Rektor Dipecat, Nasib 905 Wisudawan UBK Tak Jelas
Senin, 10 Apr 2006 11:12 WIB
Jakarta - Pemecatan Muchyar Yara sebagai Rektor UBK berdampak terhadap nasib 905 mahasiswa yang sudah diwisuda. Mereka belum bisa menerima ijazah tanpa tanda tangan Muchyar. Padahal dia sudah dipecat."Ketika mereka diwisuda yang jadi rektor adalah saya. Jadi yang menandatangani Ijazah mereka adalah saya, bukan orang lain," tegas Rektor UBK Muchyar Yara kepada detikcom melalui sambungan telepon di Jakarta, Senin (10/4/2006).Namun dia memastikan akan berupaya untuk menuntaskan kasus ini.
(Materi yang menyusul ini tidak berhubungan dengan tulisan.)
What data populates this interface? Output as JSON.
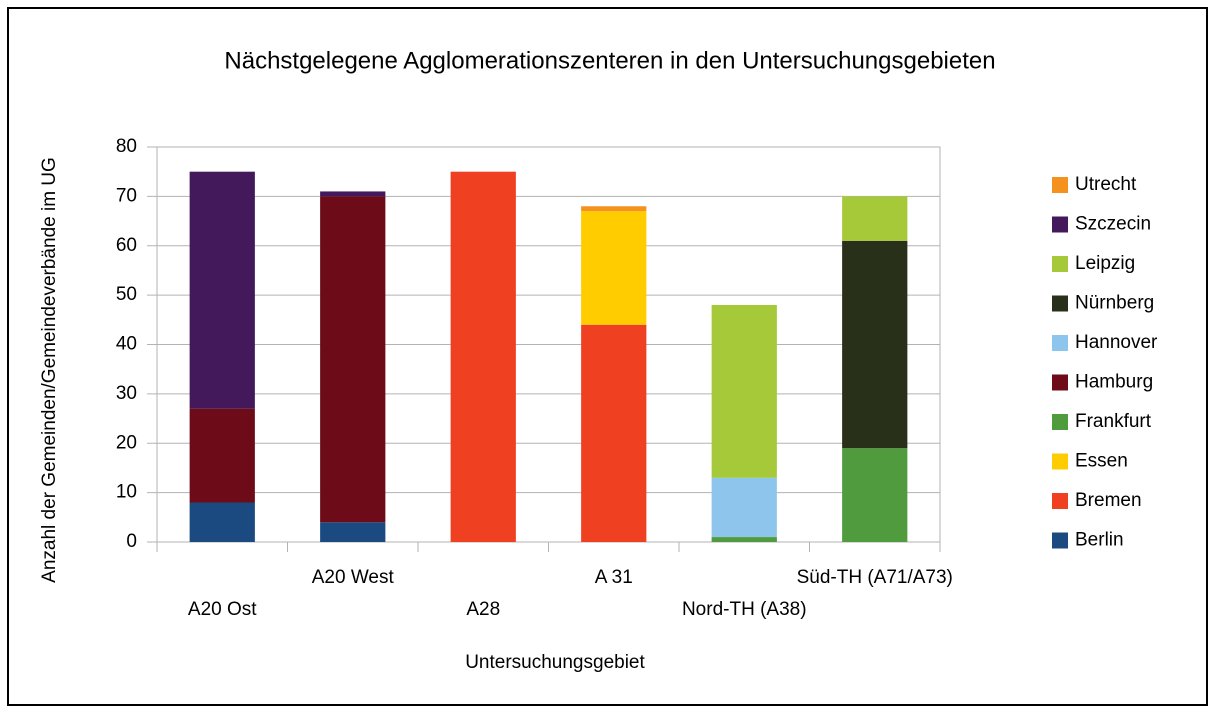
{
  "chart_data": {
    "type": "stacked_bar",
    "title": "Nächstgelegene Agglomerationszenteren in den Untersuchungsgebieten",
    "x_label": "Untersuchungsgebiet",
    "y_label": "Anzahl der Gemeinden/Gemeindeverbände im UG",
    "categories": [
      "A20 Ost",
      "A20 West",
      "A28",
      "A 31",
      "Nord-TH (A38)",
      "Süd-TH (A71/A73)"
    ],
    "series": [
      {
        "name": "Berlin",
        "color": "#1b4a80",
        "values": [
          8,
          4,
          0,
          0,
          0,
          0
        ]
      },
      {
        "name": "Bremen",
        "color": "#f04022",
        "values": [
          0,
          0,
          75,
          44,
          0,
          0
        ]
      },
      {
        "name": "Essen",
        "color": "#ffcc00",
        "values": [
          0,
          0,
          0,
          23,
          0,
          0
        ]
      },
      {
        "name": "Frankfurt",
        "color": "#4f9b3e",
        "values": [
          0,
          0,
          0,
          0,
          1,
          19
        ]
      },
      {
        "name": "Hamburg",
        "color": "#6e0b18",
        "values": [
          19,
          66,
          0,
          0,
          0,
          0
        ]
      },
      {
        "name": "Hannover",
        "color": "#8ec5ec",
        "values": [
          0,
          0,
          0,
          0,
          12,
          0
        ]
      },
      {
        "name": "Nürnberg",
        "color": "#28301a",
        "values": [
          0,
          0,
          0,
          0,
          0,
          42
        ]
      },
      {
        "name": "Leipzig",
        "color": "#a6c93a",
        "values": [
          0,
          0,
          0,
          0,
          35,
          9
        ]
      },
      {
        "name": "Szczecin",
        "color": "#43195c",
        "values": [
          48,
          1,
          0,
          0,
          0,
          0
        ]
      },
      {
        "name": "Utrecht",
        "color": "#f5921e",
        "values": [
          0,
          0,
          0,
          1,
          0,
          0
        ]
      }
    ],
    "ylim": [
      0,
      80
    ],
    "yticks": [
      0,
      10,
      20,
      30,
      40,
      50,
      60,
      70,
      80
    ],
    "grid": true,
    "legend": "right"
  }
}
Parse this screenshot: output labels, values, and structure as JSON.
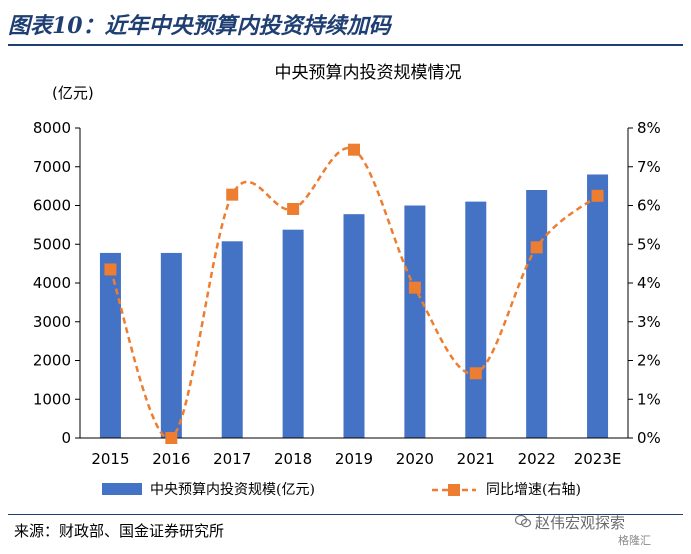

Jika bukan dirinya yang menandatangani, itu bisa dilakukan oleh Wakil Rektor I (Warek I)."Proses administrasinya belum selesai, itu bisa dilakukan oleh Warek I," jelas Muchyar.Selama ini dia mengakui tidak ada konflik personal antara dirinya dengan Ketua YPS Rachmawati Soekarnoputri. "Saya tidak mau dia ikut campur," tegasnya.Dibawah pengelolaan Rachmawati, dana mahasiswa masuk ke dalam rekening yayasan, bukan rekening universitas. Penggunaannya pun tidak jelas."Semua dicampuradukkan antara uang universitas dengan yayasan. Saya dengar uang itu malah dijadikan rumah," tandas Muchyar.